The setup was pretty easy and, very conveniently, Trillian allows you to decide where you want to place the Trillian log files. So to make this easy I moved the Trillian logs to a disk drive that has absolutely no other activity going on it. It will come as no surprise that one of the Trillian logfiles has a file type of .log and another has a filetype of .xml’
Before taking any other action I noticed that in my Standard Shield exclusion list there is already an entry *.log; I do not know if this is a default avast setting or whether I have added it myself.
I started a disk activity monitor on the disk drive containing the Trillian log files.
For a while I monitored as I started and stopped Trillian and made connections to Instant Messaging clients etc as Trillian wrote to the log files. Then I started the avast Instant Messaging scanner.
I watched as ashserve.exe accessed both the .log file and the .xml file despite the presence of *.log in my Standard Shield exclusion list.
I added to the exclusion list the full path name of the folder in which the logs exist (J:\Logs*.*) ashserve.exe continued to access both files on every write by Trillian.
I stopped on access protection and restarted it; ashserve.exe continued to access both files on every write by Trillian.
I added to the exclusion list .; ashserve.exe continued to access both files on every write by Trillian.
I terminated the Instant Messaging scanner and ashserve.exe stopped accessing the log files.
We have now had two apparently well informed users reporting temporary “freezes” of their system while using Trillian and having large Trillian log files. Both users have reported exclusions in the Standard Shield exclusion list have failed to relieve the freeze conditions. The earlier user did report that if he removed the large Trillian log files and allowed Trillian to create new log files the problem went away. That user finally opted to turn off the Instant Messaging scanner rather than forgo keeping the logs.
My test shows that ashserve.exe continues to access the log file on the writes by Trillian and pays no attention to the exclusion list.
I have to conclude that the Book of Avast is not literal truth after all.
No trouble. We need Vojtech’s help 8)
Where is he? :
You know much more about email & email clients & a lot of other things. Your cooperation is very welcome too.
I’m not sure, but access does not mean scan.
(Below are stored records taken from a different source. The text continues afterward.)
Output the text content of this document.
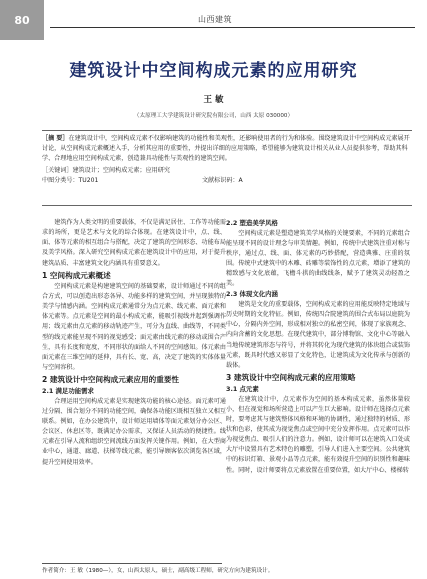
80	山西建筑
建筑设计中空间构成元素的应用研究
王 敏
（太原理工大学建筑设计研究院有限公司，山西 太原 030000）

［摘 要］在建筑设计中，空间构成元素不仅影响建筑的功能性和美观性，还影响使用者的行为和体验。围绕建筑设计中空间构成元素展开讨论，从空间构成元素概述入手，分析其应用的重要性，并提出详细的应用策略，希望能够为建筑设计相关从业人员提供参考，帮助其科学、合理地应用空间构成元素，创造兼具功能性与美观性的建筑空间。

［关键词］建筑设计；空间构成元素；应用研究
中图分类号：TU201	文献标识码：A

建筑作为人类文明的重要载体，不仅是满足居住、工作等功能需求的场所，更是艺术与文化的综合体现。在建筑设计中，点、线、面、体等元素的相互组合与搭配，决定了建筑的空间形态、功能布局及美学风格。深入研究空间构成元素在建筑设计中的应用，对于提升建筑品质、丰富建筑文化内涵具有重要意义。

1 空间构成元素概述

空间构成元素是构建建筑空间的基础要素，设计师通过不同的组合方式，可以创造出形态各异、功能多样的建筑空间，并呈现独特的美学与情感内涵。空间构成元素通常分为点元素、线元素、面元素和体元素等。点元素是空间的最小构成元素，能吸引视线并起到强调作用；线元素由点元素的移动轨迹产生，可分为直线、曲线等，不同类型的线元素能呈现不同的视觉感受；面元素由线元素的移动或围合产生，具有长度和宽度，不同形状的面给人不同的空间感知。体元素由面元素在三维空间的延伸，具有长、宽、高，决定了建筑的实体体量与空间容积。

2 建筑设计中空间构成元素应用的重要性
2.1 满足功能需求

合理运用空间构成元素是实现建筑功能的核心途径。面元素可通过分隔、围合划分不同的功能空间，确保各功能区既相互独立又相互联系。例如，在办公建筑中，设计师运用墙体等面元素划分办公区、会议区、休息区等，既满足办公需求，又保证人员活动的便捷性。线元素在引导人流和组织空间流线方面发挥关键作用。例如，在大型商业中心，通道、廊道、扶梯等线元素，能引导顾客依次浏览各区域，提升空间使用效率。

2.2 塑造美学风格

空间构成元素是塑造建筑美学风格的关键要素，不同的元素组合能呈现不同的设计理念与审美情趣。例如，传统中式建筑注重对称与秩序，通过点、线、面、体元素的巧妙搭配，营造典雅、庄重的氛围。传统中式建筑中的木雕、砖雕等装饰性的点元素，增添了建筑的精致感与文化底蕴，飞檐斗拱的曲线线条，赋予了建筑灵动轻盈之美。

2.3 体现文化内涵

建筑是文化的重要载体，空间构成元素的应用能反映特定地域与历史时期的文化特征。例如，传统四合院建筑的围合式布局以庭院为中心，分隔内外空间，形成相对独立的私密空间，体现了家族观念、内向含蓄的文化思想。在现代建筑中，部分博物馆、文化中心等融入当地传统建筑形态与符号，并将其转化为现代建筑的体块组合或装饰元素，既具时代感又彰显了文化特色，让建筑成为文化传承与创新的载体。

3 建筑设计中空间构成元素的应用策略
3.1 点元素

在建筑设计中，点元素作为空间的基本构成元素，虽然体量较小，但在视觉和场所营造上可以产生巨大影响。设计师在选择点元素时，要考虑其与建筑整体风格和环境的协调性，通过独特的材质、形状和色彩，使其成为视觉焦点或空间中充分发挥作用。点元素可以作为视觉焦点、吸引人们的注意力。例如，设计师可以在建筑入口处或大厅中设置具有艺术特色的雕塑，引导人们进入主要空间。公共建筑中的标识灯箱、景观小品等点元素，能有效提升空间的识别性和趣味性。同时，设计师要将点元素放置在重要位置，如大厅中心、楼梯转

作者简介：王 敏（1980—），女，山西太原人，硕士，副高级工程师，研究方向为建筑设计。
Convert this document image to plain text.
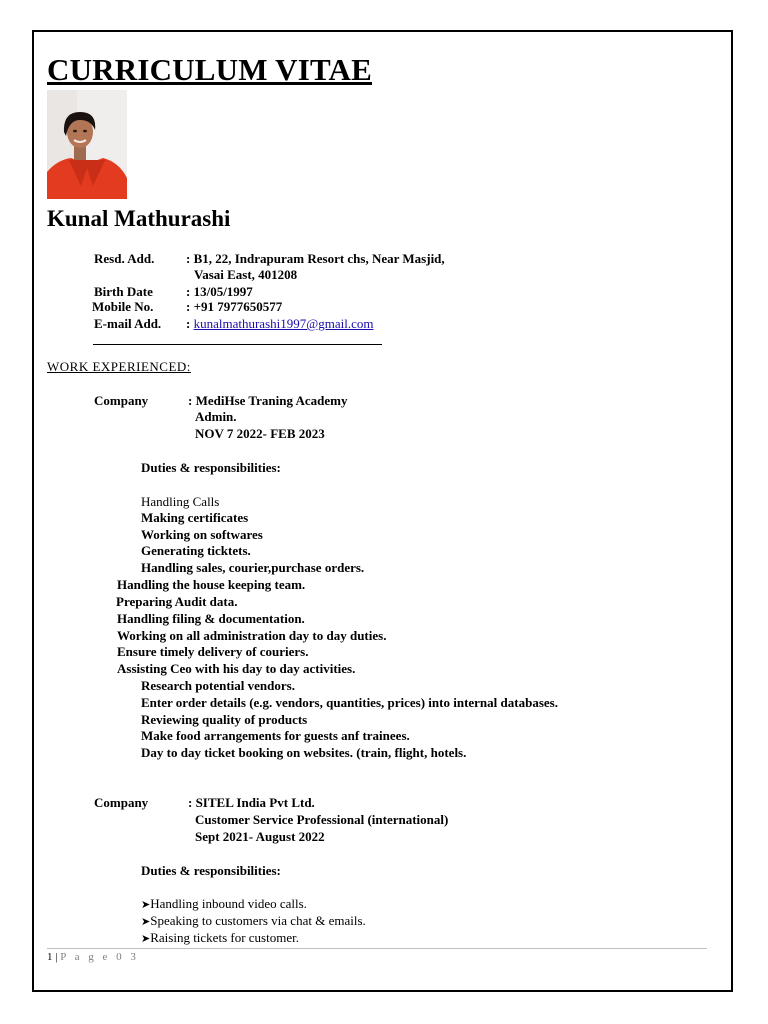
CURRICULUM VITAE
Kunal Mathurashi
Resd. Add. : B1, 22, Indrapuram Resort chs, Near Masjid,
Vasai East, 401208
Birth Date	: 13/05/1997
Mobile No.	: +91 7977650577
E-mail Add. : kunalmathurashi1997@gmail.com
WORK EXPERIENCED:
Company	: MediHse Traning Academy
Admin.
NOV 7 2022- FEB 2023
Duties & responsibilities:
Handling Calls
Making certificates
Working on softwares
Generating ticktets.
Handling sales, courier,purchase orders.
Handling the house keeping team.
Preparing Audit data.
Handling filing & documentation.
Working on all administration day to day duties.
Ensure timely delivery of couriers.
Assisting Ceo with his day to day activities.
Research potential vendors.
Enter order details (e.g. vendors, quantities, prices) into internal databases.
Reviewing quality of products
Make food arrangements for guests anf trainees.
Day to day ticket booking on websites. (train, flight, hotels.
Company	: SITEL India Pvt Ltd.
Customer Service Professional (international)
Sept 2021- August 2022
Duties & responsibilities:
➤Handling inbound video calls.
➤Speaking to customers via chat & emails.
➤Raising tickets for customer.
1 | P a g e 0 3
Maybe, maybe, avast check the presence of the file and when it is about to scan it, just leave it alone… I’m really not sure.
Couldn’t it be a bug on avast? ???
Igor, please, restore our confidence ;D
I had already privately requested Igor’s assistance with this thread but I guess that he is rather busy right now.
Just a couple of points - then I’m leaving this - since I can do no more on it and I’ll hope that we hear from the avast team.
No point in avast checking the presence of the file and then doing nothing - if it does it is very badly written.
Scanning is really the only explanation of why the problem goes away if the large log file is deleted and Trillian starts a new one.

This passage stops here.